Kovid salgınının etkisiyle daha da artan belirsizliklere karşı Türkiye-ABD işbirliğinin bölgesel ve küresel önemi daha da artmıştır. Diğer taraftan, ABD ile aramızda bazı konularda görüş ayrılığı bulunduğu da ortadadır. ABD tarafından PKK/YPG’ye verilen açık destek, ABD’nin FETÖ konusunda gerçekleri görmezden gelişi, Doğu Akdeniz ve Kıbrıs’ta verdiğimiz hakkaniyet mücadelesine karşı takınılan tutum gibi konular ABD’nin bölgede izlediği politikalarda müttefiklik ruhuna uymayan birkaç husus olarak önümüzde duruyor.
Türkiye’nin F-35 programından çıkarılması
Türkiye’nin F-35 programından çıkarılma çabaları ve Kongre’de
verilen yaptırım önergeleri de 70 yıllık Türkiye-ABD işbirliğine ne
yazık ki gölge düşürüyor.
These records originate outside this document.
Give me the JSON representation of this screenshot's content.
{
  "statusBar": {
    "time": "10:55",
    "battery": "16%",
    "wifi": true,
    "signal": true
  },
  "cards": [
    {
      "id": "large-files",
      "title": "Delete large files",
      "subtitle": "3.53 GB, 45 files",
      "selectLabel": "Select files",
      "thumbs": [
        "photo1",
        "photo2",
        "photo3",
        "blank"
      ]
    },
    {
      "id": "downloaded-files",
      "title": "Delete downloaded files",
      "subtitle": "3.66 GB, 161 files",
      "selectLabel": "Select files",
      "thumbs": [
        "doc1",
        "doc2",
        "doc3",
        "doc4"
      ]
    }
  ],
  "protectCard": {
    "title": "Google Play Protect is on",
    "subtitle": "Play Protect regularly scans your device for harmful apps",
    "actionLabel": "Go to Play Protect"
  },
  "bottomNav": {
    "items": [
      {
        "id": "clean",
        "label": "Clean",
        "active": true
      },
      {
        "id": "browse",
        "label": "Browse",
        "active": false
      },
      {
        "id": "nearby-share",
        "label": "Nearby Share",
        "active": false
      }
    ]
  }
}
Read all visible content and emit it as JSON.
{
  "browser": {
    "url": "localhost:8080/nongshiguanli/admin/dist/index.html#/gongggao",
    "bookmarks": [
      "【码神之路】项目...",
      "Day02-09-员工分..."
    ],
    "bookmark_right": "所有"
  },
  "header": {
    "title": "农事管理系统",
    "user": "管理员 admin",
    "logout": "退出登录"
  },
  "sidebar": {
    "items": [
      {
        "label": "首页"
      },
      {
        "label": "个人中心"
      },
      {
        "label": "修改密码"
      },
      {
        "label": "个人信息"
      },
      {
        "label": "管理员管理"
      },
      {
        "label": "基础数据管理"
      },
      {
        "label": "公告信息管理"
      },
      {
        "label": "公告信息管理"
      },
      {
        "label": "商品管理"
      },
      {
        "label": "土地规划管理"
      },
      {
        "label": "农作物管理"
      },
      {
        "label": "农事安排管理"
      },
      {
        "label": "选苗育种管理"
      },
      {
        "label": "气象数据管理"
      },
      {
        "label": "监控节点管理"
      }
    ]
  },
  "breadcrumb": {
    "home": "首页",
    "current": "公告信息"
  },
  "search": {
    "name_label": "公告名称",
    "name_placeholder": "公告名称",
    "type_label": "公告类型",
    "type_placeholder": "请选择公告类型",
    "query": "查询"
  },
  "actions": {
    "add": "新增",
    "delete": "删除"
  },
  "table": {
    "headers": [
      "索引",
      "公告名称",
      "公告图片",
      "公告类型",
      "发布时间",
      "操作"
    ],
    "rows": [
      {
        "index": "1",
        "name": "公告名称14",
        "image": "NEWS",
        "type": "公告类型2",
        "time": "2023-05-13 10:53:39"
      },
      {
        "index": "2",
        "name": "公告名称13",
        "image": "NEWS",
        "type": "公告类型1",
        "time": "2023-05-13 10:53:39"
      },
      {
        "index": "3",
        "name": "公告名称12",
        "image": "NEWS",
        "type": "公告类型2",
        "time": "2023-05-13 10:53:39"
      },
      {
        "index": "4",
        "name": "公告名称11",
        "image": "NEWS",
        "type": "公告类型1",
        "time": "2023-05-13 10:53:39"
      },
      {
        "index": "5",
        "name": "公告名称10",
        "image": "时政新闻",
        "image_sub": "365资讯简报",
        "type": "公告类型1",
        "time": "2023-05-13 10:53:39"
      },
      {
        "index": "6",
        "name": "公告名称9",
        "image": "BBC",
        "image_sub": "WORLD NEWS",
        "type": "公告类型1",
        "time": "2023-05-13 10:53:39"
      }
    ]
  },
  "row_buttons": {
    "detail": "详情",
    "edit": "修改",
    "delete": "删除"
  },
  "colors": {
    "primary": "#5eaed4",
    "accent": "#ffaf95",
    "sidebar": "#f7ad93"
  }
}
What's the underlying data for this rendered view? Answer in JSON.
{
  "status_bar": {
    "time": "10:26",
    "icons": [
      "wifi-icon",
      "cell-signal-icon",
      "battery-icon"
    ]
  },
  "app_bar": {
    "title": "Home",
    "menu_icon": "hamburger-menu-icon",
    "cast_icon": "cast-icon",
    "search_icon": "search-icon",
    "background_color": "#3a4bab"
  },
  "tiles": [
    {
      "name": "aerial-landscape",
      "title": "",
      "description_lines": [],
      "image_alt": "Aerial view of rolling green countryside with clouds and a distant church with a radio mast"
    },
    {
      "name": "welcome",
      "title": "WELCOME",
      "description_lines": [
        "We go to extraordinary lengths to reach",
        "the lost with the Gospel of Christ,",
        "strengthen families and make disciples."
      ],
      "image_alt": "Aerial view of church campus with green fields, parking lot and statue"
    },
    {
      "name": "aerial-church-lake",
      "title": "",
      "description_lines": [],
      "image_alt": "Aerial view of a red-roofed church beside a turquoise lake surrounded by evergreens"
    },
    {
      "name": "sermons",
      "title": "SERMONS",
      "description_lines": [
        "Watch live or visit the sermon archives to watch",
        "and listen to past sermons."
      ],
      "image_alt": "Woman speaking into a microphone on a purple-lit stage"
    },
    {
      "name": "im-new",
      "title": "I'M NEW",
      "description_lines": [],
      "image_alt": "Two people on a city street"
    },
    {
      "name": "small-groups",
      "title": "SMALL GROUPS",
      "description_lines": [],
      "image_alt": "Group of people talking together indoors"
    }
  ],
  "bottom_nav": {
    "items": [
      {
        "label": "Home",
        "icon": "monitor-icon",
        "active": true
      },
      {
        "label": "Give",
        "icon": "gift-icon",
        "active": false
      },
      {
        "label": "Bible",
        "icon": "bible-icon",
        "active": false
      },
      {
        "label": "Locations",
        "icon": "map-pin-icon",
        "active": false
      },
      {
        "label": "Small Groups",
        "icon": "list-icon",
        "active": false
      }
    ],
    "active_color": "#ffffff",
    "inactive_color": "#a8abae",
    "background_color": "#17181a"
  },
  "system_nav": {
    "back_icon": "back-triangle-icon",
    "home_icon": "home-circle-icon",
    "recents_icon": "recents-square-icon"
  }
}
Bölgemizde yaşanan çatışmalara karşı
izlediğimiz politikalarla Türkiye’yi dışarda bırakarak atılmaya
çalışılan adımların, yazılan senaryoların hayata geçmesinin mümkün
olmadığını tüm dünya görmektedir. İki ülke arasında ekonomik ve
bölgesel sorunların çözümüne yönelik birlikte hareket edilebilecek
çok ciddi fırsatlar mevcuttur.
Hem fırsatların değerlendirilmesi hem de sorunların çözülmesine
ilişkin yeni dönemde de birlikte çalışılacaktır.